Monday, February 3, 2003

MAKES PETE TOWNSHEND'S "RESEARCH" PALE BY COMPARISON

Phil Spector has been arrested for murder. With any luck, he and Robert Blake will show the rest of Hollywood that getting away with murder isn't as easy as O.J. made it look.
UPDATE: Now it appears this alleged killer has allegedly been released for allegedly having posted bail. Here's allegedly hoping that no more allegedly dead alleged women will allegedly turn up allegedly dead in his alleged mansion before this alleged case allegedly goes to trial - allegedly.
Click here to learn more about Lana Clarkson, the victim.

TEACHERS AND THE FIRST AMENDMENT

Erin O'Connor has been following the story of Jendra Loeffelman, a teacher from Crystal City, Missouri who recently lost her job over some remarks she made made to her eighth-grade students concerning interracial marriages. Precisely what Ms. Loeffelman said depends on whose story you choose to believe. Both sides agree that Ms. Loeffelman told a group of her eighth-grade students that she disapproved of interracial marriage, and that she feared that children of such marriages would be persecuted. According to Loeffelman, that's pretty much all she said. According to some of her critics, however, Loeffelman also said much worse things than that.
 
Given the uncertainty as to what exactly Ms. Loeffelman said, and even under what circumstances (was it an innocent question, or a deliberate set-up by students who wanted to get her in trouble?), I can't pretend to know whether the school district's decision to fire Loeffelman was appropriate. Nor can I pretend to know whether they were acting within their legal rights in so doing, as I have not seen their collective bargaining agreement. I am a little troubled, though, by the efforts of some to constitutionalize this issue.
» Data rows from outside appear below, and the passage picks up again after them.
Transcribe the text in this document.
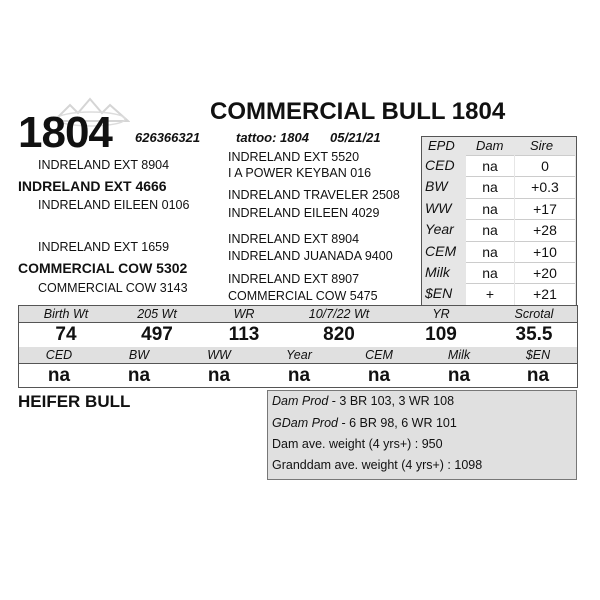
1804	COMMERCIAL BULL 1804
626366321	tattoo: 1804 05/21/21
INDRELAND EXT 5520
INDRELAND EXT 8904
I A POWER KEYBAN 016
INDRELAND EXT 4666
INDRELAND TRAVELER 2508
INDRELAND EILEEN 0106
INDRELAND EILEEN 4029
INDRELAND EXT 8904
INDRELAND EXT 1659
INDRELAND JUANADA 9400
COMMERCIAL COW 5302
INDRELAND EXT 8907
COMMERCIAL COW 3143
COMMERCIAL COW 5475
EPD Dam Sire
CED	na	0
BW	na	+0.3
WW	na	+17
Year	na	+28
CEM	na	+10
Milk	na	+20
$EN	+	+21
Birth Wt	205 Wt	WR	10/7/22 Wt	YR	Scrotal
74	497	113	820	109	35.5
CED	BW	WW	Year	CEM	Milk	$EN
na	na	na	na	na	na	na
HEIFER BULL	Dam Prod - 3 BR 103, 3 WR 108
GDam Prod - 6 BR 98, 6 WR 101
Dam ave. weight (4 yrs+) : 950
Granddam ave. weight (4 yrs+) : 1098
Take, for example, this following quotation from the attorney of a fifth grade teacher who was fired in 1997 for straying from the curriculum:
Teachers don’t lose their First Amendment rights because they’re teachers. There’s not a special rule for teachers - not even fifth-grade ones.
Except that this is exactly what the lawyer is asking for: a special rule for teachers. The rest of us - probably including the lawyer himself - have no First Amendment "right" to continued employment with anybody. Most of us could get fired for expressing a constitutionally protected opinion that alienated our employers; this guy got fired simply for blogging, period. 
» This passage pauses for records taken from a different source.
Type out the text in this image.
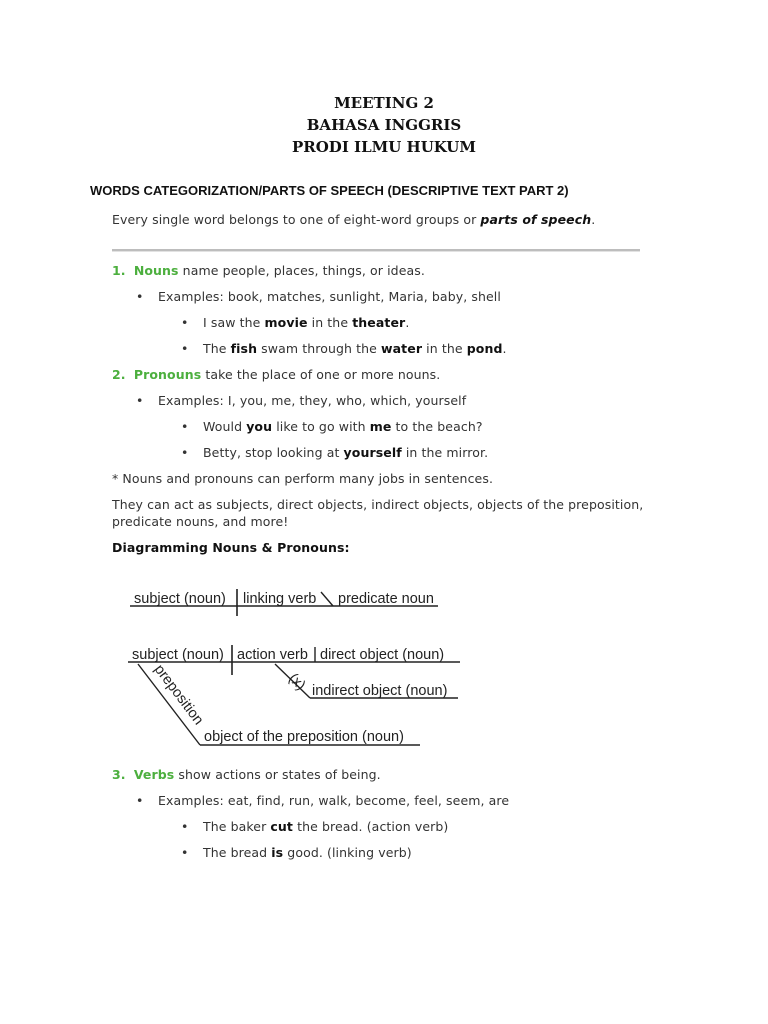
MEETING 2

BAHASA INGGRIS

PRODI ILMU HUKUM

WORDS CATEGORIZATION/PARTS OF SPEECH (DESCRIPTIVE TEXT PART 2)

Every single word belongs to one of eight-word groups or parts of speech.

1. Nouns name people, places, things, or ideas.

• Examples: book, matches, sunlight, Maria, baby, shell

• I saw the movie in the theater.

• The fish swam through the water in the pond.

2. Pronouns take the place of one or more nouns.

• Examples: I, you, me, they, who, which, yourself

• Would you like to go with me to the beach?

• Betty, stop looking at yourself in the mirror.

* Nouns and pronouns can perform many jobs in sentences.

They can act as subjects, direct objects, indirect objects, objects of the preposition,

predicate nouns, and more!

Diagramming Nouns & Pronouns:

subject (noun) linking verb predicate noun
subject (noun) action verb direct object (noun)
(x) indirect object (noun)
preposition
object of the preposition (noun)

3. Verbs show actions or states of being.

• Examples: eat, find, run, walk, become, feel, seem, are

• The baker cut the bread. (action verb)

• The bread is good. (linking verb)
So why should the rule be any different for public school teachers? The easy answer is that public school teachers work for the government and the government, unlike a private employer, has to abide by the First Amendment. The not-so-easy - but more likely correct - answer is that this can't be right; governments make political hirings and firings all the time. This is because the First Amendment only requires viewpoint-neutrality when it comes to providing a forum where others can speak; it does not require such neutrality when the government itself is the one doing the speaking. Every time a public school teacher goes in front of a classroom, the government speaks. The only reason teachers cannot be fired for the same reasons that the rest of us can is that their union is strong and has managed to negotiate terms the rest of us can't (and probably shouldn't) get. 
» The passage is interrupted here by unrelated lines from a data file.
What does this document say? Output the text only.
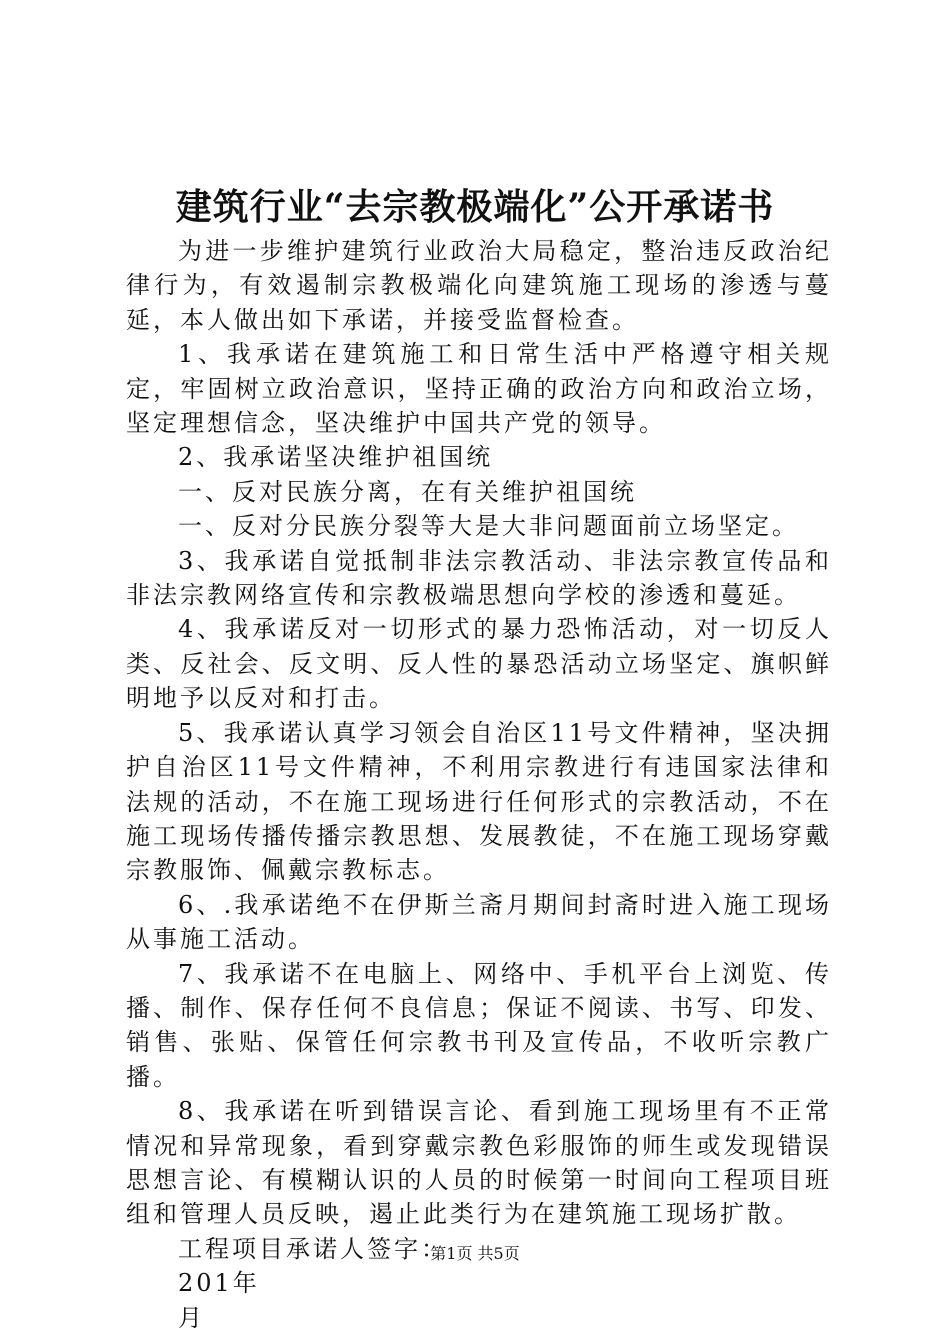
建筑行业“去宗教极端化”公开承诺书

为进一步维护建筑行业政治大局稳定，整治违反政治纪律行为，有效遏制宗教极端化向建筑施工现场的渗透与蔓延，本人做出如下承诺，并接受监督检查。

1、我承诺在建筑施工和日常生活中严格遵守相关规定，牢固树立政治意识，坚持正确的政治方向和政治立场，坚定理想信念，坚决维护中国共产党的领导。

2、我承诺坚决维护祖国统

一、反对民族分离，在有关维护祖国统

一、反对分民族分裂等大是大非问题面前立场坚定。

3、我承诺自觉抵制非法宗教活动、非法宗教宣传品和非法宗教网络宣传和宗教极端思想向学校的渗透和蔓延。

4、我承诺反对一切形式的暴力恐怖活动，对一切反人类、反社会、反文明、反人性的暴恐活动立场坚定、旗帜鲜明地予以反对和打击。

5、我承诺认真学习领会自治区11号文件精神，坚决拥护自治区11号文件精神，不利用宗教进行有违国家法律和法规的活动，不在施工现场进行任何形式的宗教活动，不在施工现场传播传播宗教思想、发展教徒，不在施工现场穿戴宗教服饰、佩戴宗教标志。

6、.我承诺绝不在伊斯兰斋月期间封斋时进入施工现场从事施工活动。

7、我承诺不在电脑上、网络中、手机平台上浏览、传播、制作、保存任何不良信息；保证不阅读、书写、印发、销售、张贴、保管任何宗教书刊及宣传品，不收听宗教广播。

8、我承诺在听到错误言论、看到施工现场里有不正常情况和异常现象，看到穿戴宗教色彩服饰的师生或发现错误思想言论、有模糊认识的人员的时候第一时间向工程项目班组和管理人员反映，遏止此类行为在建筑施工现场扩散。

工程项目承诺人签字：

201年

月

第1页 共5页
To illustrate further why it's a bad idea to view this issue as a constitutional one, recall the discrepancies between the two accounts of what she said. Maybe Ms. Loeffelman merely stated that she personally disapproves of interracial marriages and worries that other people, not her, are likely to persecute their offspring, or maybe she said some incredibly inflammatory things, including a call for sterilization. If Ms. Loeffelman's situation is treated as an H.R. issue, that distinction could make all the difference. But it can't make any difference if the whole thing were reduced to the First Amendment, which provides just as much protection to a statement like "I support forced sterlizations of interracial couples" as it does to a more innocuous "I personally oppose interracial marriages, but who am I to judge?"